Minister of State for Leadership and Empowerment of the State of Palestine
- Incumbent
- Assumed office 14 April 2019
- President: Mahmoud Abbas

Commissioner for Land and Housing of the National Committee for the Administration of Gaza
- Incumbent
- Assumed office 14 January 2026
- Chief Commissioner: Ali Shaath
- Preceded by: Office established

Personal details
- Born: 11 February 1964 (age 62) Rafah, Gaza Strip
- Party: Fatah
- Alma mater: Birzeit University Islamic University of Gaza

= Osama Al Saadawi =

Palestinian politician and engineer

Osama Hassan Saad Al-Sadaawi (أسامة حسن سعد السعداوي; born February 11, 1964) is a Palestinian engineer and entrepreneur who currently serves as the Minister of State for Entrepreneurship and Empowerment in the government of Mohammed Shtayyeh.

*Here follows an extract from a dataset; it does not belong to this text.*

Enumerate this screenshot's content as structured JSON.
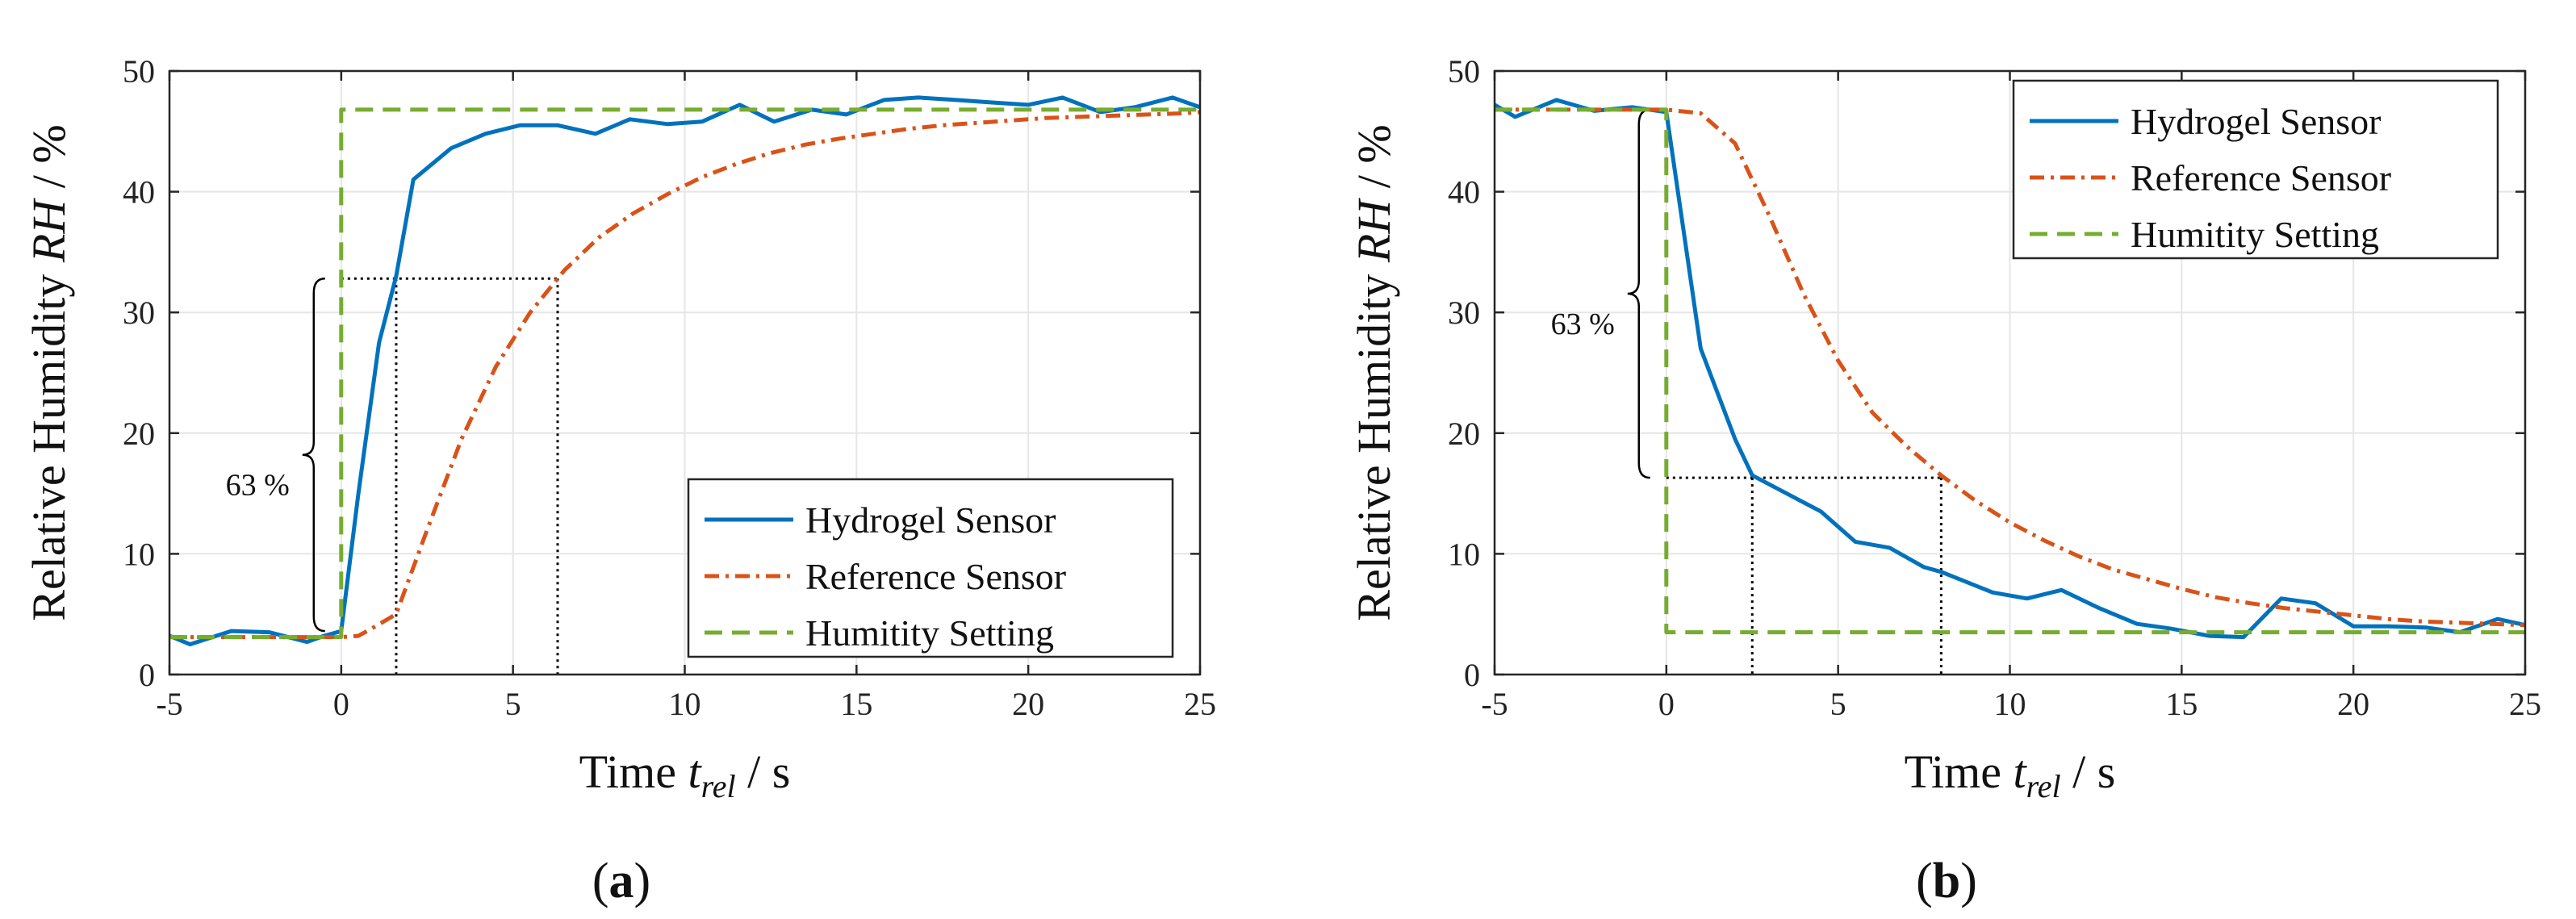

==Early life and education==
Osama Al-Sadaawi was born in the refugee camps of Rafah city in the southern Gaza Strip. He received his education there, and his origin traces back to the destroyed village of Aqir in the 1948 Arab–Israeli War. He studied civil engineering at Birzeit University and obtained his bachelor's degree. Later, he earned a master's degree in civil engineering from the Islamic University of Gaza.

==Career==
Osama Al-Sadaawi has held several positions, including the position of General Manager of the Palestinian Housing Council in the Gaza Strip. Osama Al-Sadaawi took the legal oath before Palestinian President Mahmoud Abbas as the Minister of Entrepreneurship and Empowerment on April 13, 2019, in the government of Dr. Mohammed Shtayyeh. In January 2026, he became a member of the National Committee for the Administration of Gaza.